There’s some really interesting work that’s been done on a related field which is 3D printing. 3D printers, at the moment, are quite commonly available for us to buy and to take home. And then, at home you can print parts for your printer, using the printer that you’ve just bought. So you can start to think of an organism that exists and it could create or print a child organism. 3D printers and robots are becoming closer in that way.

How long are we going to have to wait to see these robots among us?

We are working on some of these technologies, for example, wearable assist devices which are soft and compliant. They are a little bit like smart trousers or power clothing, that will help people, old people, to move around and keep their independence for a longer time. We’re going to show demonstrations wit hin a few years, of course to move into the market and to actually have them in shops and clinics may take 10 years. But it could be sooner, it depends on the marketing drive.

“You can eat robots and they can move around your blood until they find cancer”

What about the robots we can eat? How long will we have to wait?

In the laboratory, I can make parts of the edible robots now: I can mix up some jelly-like material, and apply electricity to it and the jelly will move. That’s one of the fundamental components of an edible robot. We can put chemicals in there and it will go through the body. Of course, we’ll need to add more control and more sophistication into that. So, I would say it will probably take another five or six years to show the first demonstration of an edible robot that will do a really useful job inside the body.

Is this how you imagine the robots of the future?

We often think in terms of conventional robots as humanoids, as the things that are in factories or as the robots that hoover the floor in our houses. But actually I say that the robots of the future are going to be everywhere. They going to affect every part of your life: from your clothing to the insides of your body.

You often say that robots will be ubiquitous. What do you mean by that?

Ubiquitous is a really good word. It does mean absolutely everywhere and I believe that robot technologies will be everywhere.
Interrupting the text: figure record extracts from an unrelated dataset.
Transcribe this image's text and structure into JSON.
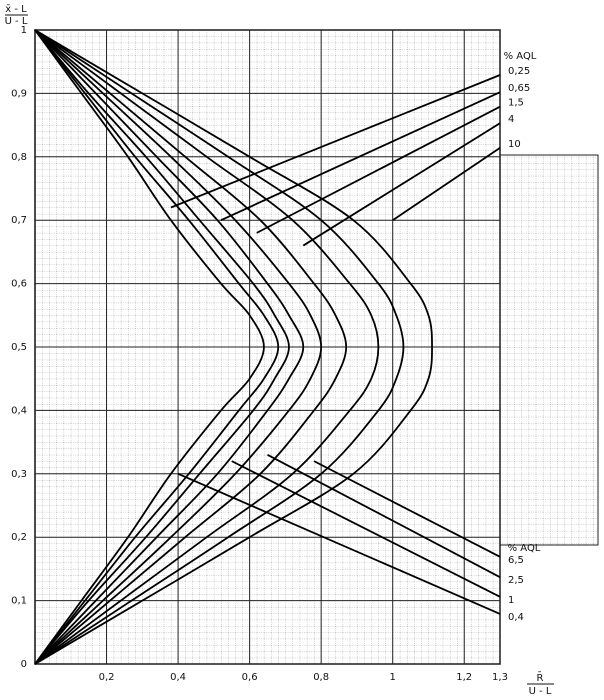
{
  "chart_data": {
    "type": "line",
    "ylabel": [
      "x̄ - L",
      "U - L"
    ],
    "xlabel": [
      "R̄",
      "U - L"
    ],
    "xlim": [
      0,
      1.3
    ],
    "ylim": [
      0,
      1
    ],
    "xticks": [
      {
        "value": 0.2,
        "label": "0,2"
      },
      {
        "value": 0.4,
        "label": "0,4"
      },
      {
        "value": 0.6,
        "label": "0,6"
      },
      {
        "value": 0.8,
        "label": "0,8"
      },
      1,
      {
        "value": 1.2,
        "label": "1,2"
      },
      {
        "value": 1.3,
        "label": "1,3"
      }
    ],
    "yticks": [
      0,
      {
        "value": 0.1,
        "label": "0,1"
      },
      {
        "value": 0.2,
        "label": "0,2"
      },
      {
        "value": 0.3,
        "label": "0,3"
      },
      {
        "value": 0.4,
        "label": "0,4"
      },
      {
        "value": 0.5,
        "label": "0,5"
      },
      {
        "value": 0.6,
        "label": "0,6"
      },
      {
        "value": 0.7,
        "label": "0,7"
      },
      {
        "value": 0.8,
        "label": "0,8"
      },
      {
        "value": 0.9,
        "label": "0,9"
      },
      1
    ],
    "grid": true,
    "legend_titles": [
      "% AQL",
      "% AQL"
    ],
    "color": "#000000",
    "curves": [
      {
        "x": [
          0,
          0.13,
          0.26,
          0.38,
          0.52,
          0.6,
          0.64,
          0.6,
          0.52,
          0.38,
          0.26,
          0.13,
          0
        ],
        "y": [
          0,
          0.1,
          0.2,
          0.3,
          0.4,
          0.45,
          0.5,
          0.55,
          0.6,
          0.7,
          0.8,
          0.9,
          1
        ]
      },
      {
        "x": [
          0,
          0.14,
          0.28,
          0.43,
          0.57,
          0.64,
          0.68,
          0.64,
          0.57,
          0.43,
          0.28,
          0.14,
          0
        ],
        "y": [
          0,
          0.1,
          0.2,
          0.3,
          0.4,
          0.45,
          0.5,
          0.55,
          0.6,
          0.7,
          0.8,
          0.9,
          1
        ]
      },
      {
        "x": [
          0,
          0.15,
          0.31,
          0.46,
          0.61,
          0.67,
          0.71,
          0.67,
          0.61,
          0.46,
          0.31,
          0.15,
          0
        ],
        "y": [
          0,
          0.1,
          0.2,
          0.3,
          0.4,
          0.45,
          0.5,
          0.55,
          0.6,
          0.7,
          0.8,
          0.9,
          1
        ]
      },
      {
        "x": [
          0,
          0.17,
          0.34,
          0.51,
          0.65,
          0.71,
          0.75,
          0.71,
          0.65,
          0.51,
          0.34,
          0.17,
          0
        ],
        "y": [
          0,
          0.1,
          0.2,
          0.3,
          0.4,
          0.45,
          0.5,
          0.55,
          0.6,
          0.7,
          0.8,
          0.9,
          1
        ]
      },
      {
        "x": [
          0,
          0.19,
          0.38,
          0.56,
          0.71,
          0.77,
          0.8,
          0.77,
          0.71,
          0.56,
          0.38,
          0.19,
          0
        ],
        "y": [
          0,
          0.1,
          0.2,
          0.3,
          0.4,
          0.45,
          0.5,
          0.55,
          0.6,
          0.7,
          0.8,
          0.9,
          1
        ]
      },
      {
        "x": [
          0,
          0.21,
          0.42,
          0.63,
          0.78,
          0.84,
          0.87,
          0.84,
          0.78,
          0.63,
          0.42,
          0.21,
          0
        ],
        "y": [
          0,
          0.1,
          0.2,
          0.3,
          0.4,
          0.45,
          0.5,
          0.55,
          0.6,
          0.7,
          0.8,
          0.9,
          1
        ]
      },
      {
        "x": [
          0,
          0.24,
          0.48,
          0.72,
          0.88,
          0.94,
          0.96,
          0.94,
          0.88,
          0.72,
          0.48,
          0.24,
          0
        ],
        "y": [
          0,
          0.1,
          0.2,
          0.3,
          0.4,
          0.45,
          0.5,
          0.55,
          0.6,
          0.7,
          0.8,
          0.9,
          1
        ]
      },
      {
        "x": [
          0,
          0.27,
          0.54,
          0.8,
          0.96,
          1.01,
          1.03,
          1.01,
          0.96,
          0.8,
          0.54,
          0.27,
          0
        ],
        "y": [
          0,
          0.1,
          0.2,
          0.3,
          0.4,
          0.45,
          0.5,
          0.55,
          0.6,
          0.7,
          0.8,
          0.9,
          1
        ]
      },
      {
        "x": [
          0,
          0.3,
          0.6,
          0.89,
          1.05,
          1.1,
          1.11,
          1.1,
          1.05,
          0.89,
          0.6,
          0.3,
          0
        ],
        "y": [
          0,
          0.1,
          0.2,
          0.3,
          0.4,
          0.45,
          0.5,
          0.55,
          0.6,
          0.7,
          0.8,
          0.9,
          1
        ]
      }
    ],
    "series": [
      {
        "name": "0,25",
        "group": 0,
        "x": [
          0.38,
          1.3
        ],
        "values": [
          0.72,
          0.929
        ]
      },
      {
        "name": "0,65",
        "group": 0,
        "x": [
          0.52,
          1.3
        ],
        "values": [
          0.7,
          0.902
        ]
      },
      {
        "name": "1,5",
        "group": 0,
        "x": [
          0.62,
          1.3
        ],
        "values": [
          0.68,
          0.879
        ]
      },
      {
        "name": "4",
        "group": 0,
        "x": [
          0.75,
          1.3
        ],
        "values": [
          0.66,
          0.853
        ]
      },
      {
        "name": "10",
        "group": 0,
        "x": [
          1.0,
          1.3
        ],
        "values": [
          0.7,
          0.814
        ]
      },
      {
        "name": "6,5",
        "group": 1,
        "x": [
          0.78,
          1.3
        ],
        "values": [
          0.32,
          0.169
        ]
      },
      {
        "name": "2,5",
        "group": 1,
        "x": [
          0.65,
          1.3
        ],
        "values": [
          0.33,
          0.137
        ]
      },
      {
        "name": "1",
        "group": 1,
        "x": [
          0.55,
          1.3
        ],
        "values": [
          0.32,
          0.106
        ]
      },
      {
        "name": "0,4",
        "group": 1,
        "x": [
          0.4,
          1.3
        ],
        "values": [
          0.3,
          0.079
        ]
      }
    ]
  }
}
In fact, I think that in the future robotic technologies will be so ubiquitous that we may not even think of them as robots. The technologies will be part of our daily lives. We can imagine the human and the robot societies merging together into one robot-human society.

 “Soft robots are much more like real living organisms than conventional robots”

What is required to achieve this ubiquity of robots?

Robotic ubiquity requires us to work hard at the core technologies. Those are the technologies to make robots more functional, to make the intelligence of robotics more applied and more generalized, and to put both things together. Now, in terms of the technologies for robotics, we need to work up materials, we need to look at totally different ways of thinking about robots. So lots of working at laboratory will be needed.

If robots are to occupy all sectors of our society, should a tax be imposed on companies that replace humans with working robots?

We are at the start of a new revolution. It’s a little bit like the agricultural, the industrial and the technology revolutions of the past. They did disrupt and these new revolution, the robotic revolution will also disrupt our societies. I think it’s up to us in our societies to manage that and to catch any of the people who may lose their jobs through this. But I think sometimes this has been overstated and that we will ask robots to keep on developing. We will have to manage how they and humans work together.